Parker came back and found Duncan for an awkward leaning tip in. Then Manu Ginobili came back and tortured the Magic as he normally does. He beat Pietrus off the dribble and hit a floater over Howard with Pietrus fouling him from behind. What could have been a tie game became a seven-point game pretty quickly. And a night of offense came down to a pretty big breakdown defensively.
The Spurs went on a 10-0 run to close the game and win their 11th consecutive game with a 106-97 win over the Magic.
Orlando continues to be an inconsistent mess. The offense awoke as Rashard Lewis and JJ Redick appear out of whatever slump was keeping them down. But the defense again showed troubling inconsistencies.
Stan Van Gundy commented on the team's struggles closing out on shooters. That failure was an understatement.
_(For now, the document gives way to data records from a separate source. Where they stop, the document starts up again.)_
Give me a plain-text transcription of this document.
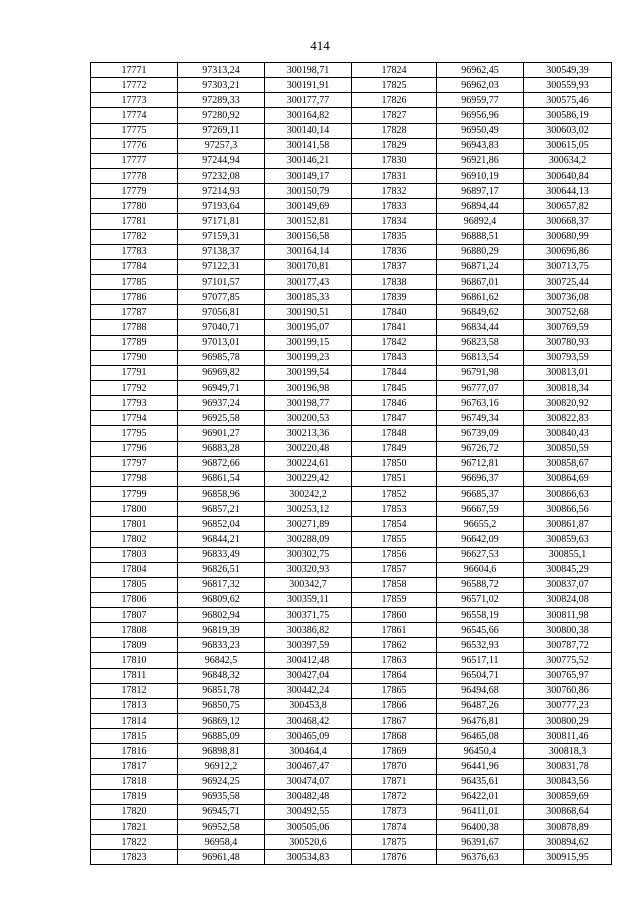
414
17771	97313,24	300198,71	17824	96962,45	300549,39
17772	97303,21	300191,91	17825	96962,03	300559,93
17773	97289,33	300177,77	17826	96959,77	300575,46
17774	97280,92	300164,82	17827	96956,96	300586,19
17775	97269,11	300140,14	17828	96950,49	300603,02
17776	97257,3	300141,58	17829	96943,83	300615,05
17777	97244,94	300146,21	17830	96921,86	300634,2
17778	97232,08	300149,17	17831	96910,19	300640,84
17779	97214,93	300150,79	17832	96897,17	300644,13
17780	97193,64	300149,69	17833	96894,44	300657,82
17781	97171,81	300152,81	17834	96892,4	300668,37
17782	97159,31	300156,58	17835	96888,51	300680,99
17783	97138,37	300164,14	17836	96880,29	300696,86
17784	97122,31	300170,81	17837	96871,24	300713,75
17785	97101,57	300177,43	17838	96867,01	300725,44
17786	97077,85	300185,33	17839	96861,62	300736,08
17787	97056,81	300190,51	17840	96849,62	300752,68
17788	97040,71	300195,07	17841	96834,44	300769,59
17789	97013,01	300199,15	17842	96823,58	300780,93
17790	96985,78	300199,23	17843	96813,54	300793,59
17791	96969,82	300199,54	17844	96791,98	300813,01
17792	96949,71	300196,98	17845	96777,07	300818,34
17793	96937,24	300198,77	17846	96763,16	300820,92
17794	96925,58	300200,53	17847	96749,34	300822,83
17795	96901,27	300213,36	17848	96739,09	300840,43
17796	96883,28	300220,48	17849	96726,72	300850,59
17797	96872,66	300224,61	17850	96712,81	300858,67
17798	96861,54	300229,42	17851	96696,37	300864,69
17799	96858,96	300242,2	17852	96685,37	300866,63
17800	96857,21	300253,12	17853	96667,59	300866,56
17801	96852,04	300271,89	17854	96655,2	300861,87
17802	96844,21	300288,09	17855	96642,09	300859,63
17803	96833,49	300302,75	17856	96627,53	300855,1
17804	96826,51	300320,93	17857	96604,6	300845,29
17805	96817,32	300342,7	17858	96588,72	300837,07
17806	96809,62	300359,11	17859	96571,02	300824,08
17807	96802,94	300371,75	17860	96558,19	300811,98
17808	96819,39	300386,82	17861	96545,66	300800,38
17809	96833,23	300397,59	17862	96532,93	300787,72
17810	96842,5	300412,48	17863	96517,11	300775,52
17811	96848,32	300427,04	17864	96504,71	300765,97
17812	96851,78	300442,24	17865	96494,68	300760,86
17813	96850,75	300453,8	17866	96487,26	300777,23
17814	96869,12	300468,42	17867	96476,81	300800,29
17815	96885,09	300465,09	17868	96465,08	300811,46
17816	96898,81	300464,4	17869	96450,4	300818,3
17817	96912,2	300467,47	17870	96441,96	300831,78
17818	96924,25	300474,07	17871	96435,61	300843,56
17819	96935,58	300482,48	17872	96422,01	300859,69
17820	96945,71	300492,55	17873	96411,01	300868,64
17821	96952,58	300505,06	17874	96400,38	300878,89
17822	96958,4	300520,6	17875	96391,67	300894,62
17823	96961,48	300534,83	17876	96376,63	300915,95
San Antonio was simply draining 3-pointers and there was nothing Orlando could do about it. The Spurs hit 12 of 19 3-pointers. You don't need advanced stats to know how efficient that was. And except for the third quarter, San Antonio was hitting the long shot with alarming regularity.
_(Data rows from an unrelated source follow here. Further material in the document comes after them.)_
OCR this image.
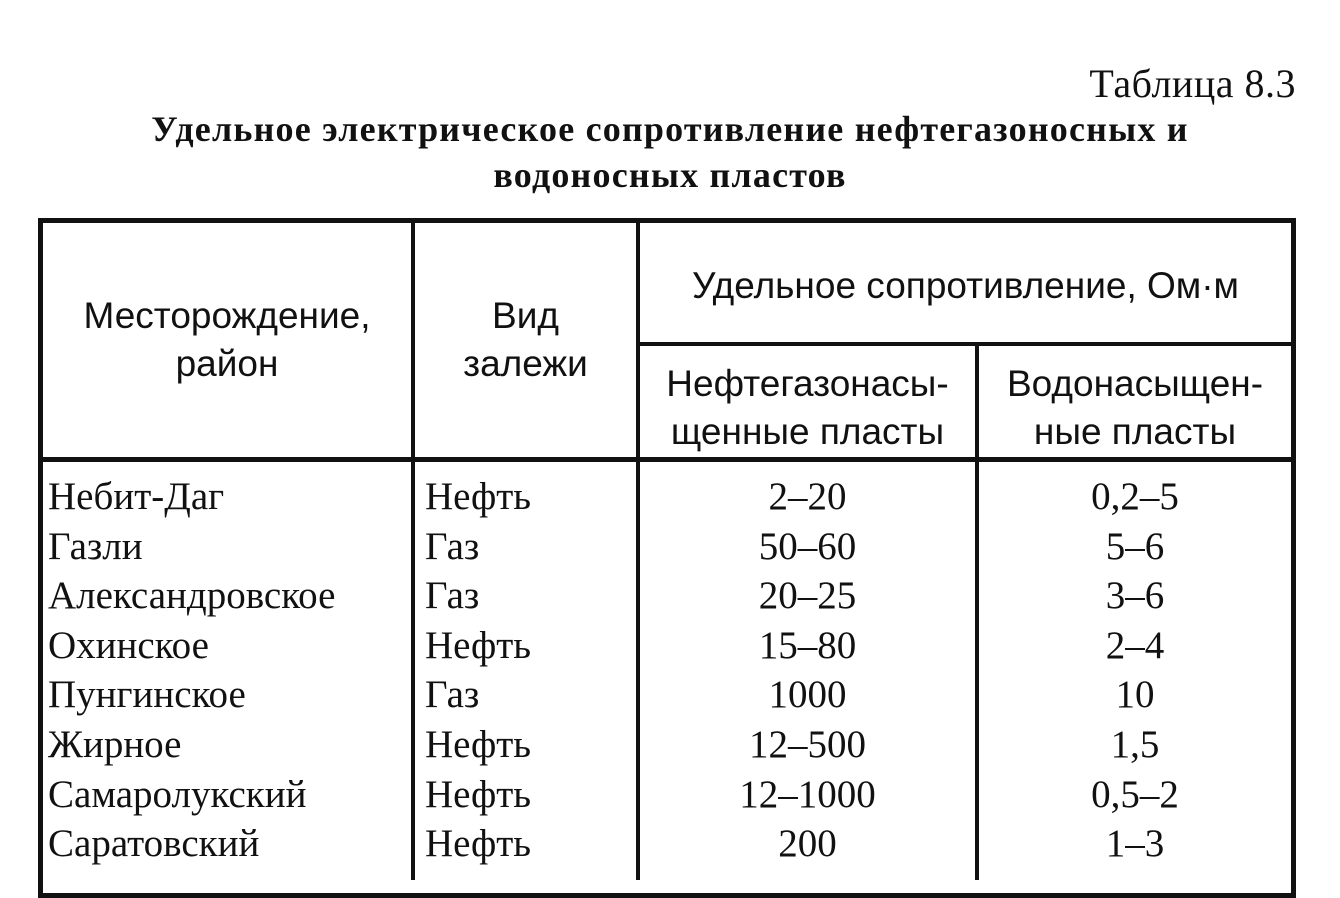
Таблица 8.3
Удельное электрическое сопротивление нефтегазоносных и
водоносных пластов
Месторождение,
район
Вид
залежи
Удельное сопротивление, Ом·м
Нефтегазонасы-
щенные пласты
Водонасыщен-
ные пласты
Небит-Даг
Газли
Александровское
Охинское
Пунгинское
Жирное
Самаролукский
Саратовский
Нефть
Газ
Газ
Нефть
Газ
Нефть
Нефть
Нефть
2–20
50–60
20–25
15–80
1000
12–500
12–1000
200
0,2–5
5–6
3–6
2–4
10
1,5
0,5–2
1–3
Tony Parker and Manu Ginobili were the catalysts, getting past the first level of defense and pushing the ball into the paint for kick outs and good looks. Ginobili scored 25 points and had nine assists. Parker had 24 and 10 assists. Those stats pretty much tell you exactly how San Antonio tried to get its points.
For a team coming in with one of the top-rated defenses, Orlando struggled to contain San Antonio and its newfound speed game -- Parker and Ginobili beat the defense down the floor a few times. To look at the numbers (according to the Advanced Stats Calculator) shows how much Orlando's defense was out of sorts tonight. The Spurs posted a 113.6 offensive rating and shot a 57.1 percent effective field goal percentage.
I mean, Matt Bonner scored 15 points and hit all four of his 3-pointers.
It might have been a mini-miracle that Orlando's offense woke up and did its part to keep the Magic in the game.
Dwight Howard's gargantuan performance deserves plenty of mention. He scored 26 points and grabbed 18 rebounds, hitting 11 of 16 shots and four of seven free throws. Howard got what he wanted for the most part against Tim Duncan and Antonio McDyess. There were no jumpers tonight, he was looking to attack the basket. And more importantly he was looking to keep the Spurs from the basket.
Lewis had it going early too 14 points. Redick broke free to score nine of his 11 points (albeit on 5-of-11 shooting) in the first half. Jameer Nelson also did a good job in scoring 15 points and five assists. Except for Vince Carter going down to a knee injury just as he appeared to be getting aggressive -- both of his field goals came on highlight-producing drives to the basket.
When the Magic came down the stretch though, the failure to execute became painfully apparent.
After Duncan made it a four-point game, Nelson did a masterful job dribbling into the paint and through defenders trying to find either an opportunity to score or someone to pass to. Finding neither, he continued to dribble around taking off time and leading to more panic. Nelson ended up turning the ball over -- one of 16 Orlando had on the night -- and the Magic's hopes really ended when Ginobili made his three-point play.
Howard played nearly 41 minutes and, because he was making such an impact on offense and defense, remained in the game when he typically gets a breather. Howard had only three shots in the fourth quarter (and the last was an uncontested dunk with the outcome more or less decided). For someone on such an offensive role and playing because he clearly had the hot hand, it was puzzling not to see him get the ball. Some of it was Van Gundy's play calling. Some of it was Howard not making himself a bigger offensive presence and demanding the ball from his guards.
It is one of the many things Orlando has to work on coming out of this game. Don't get me wrong, the Magic played a fantastic game and put themselves exactly where they want to be -- in a position to win. But coming up short is disappointing. The execution at the end was severely lacking. And that is sure to haunt everyone.
What should be more haunting is another uneven defensive performance. Van Gundy admitted that perhaps his team has not worked on closing out on 3-point shooters as much as they usually did. But that is not the only problem. He also pointed to the team's struggles keeping San Antonio out of the paint.
These are the games Orlando has got to win to take the title. Lesson learned, I guess.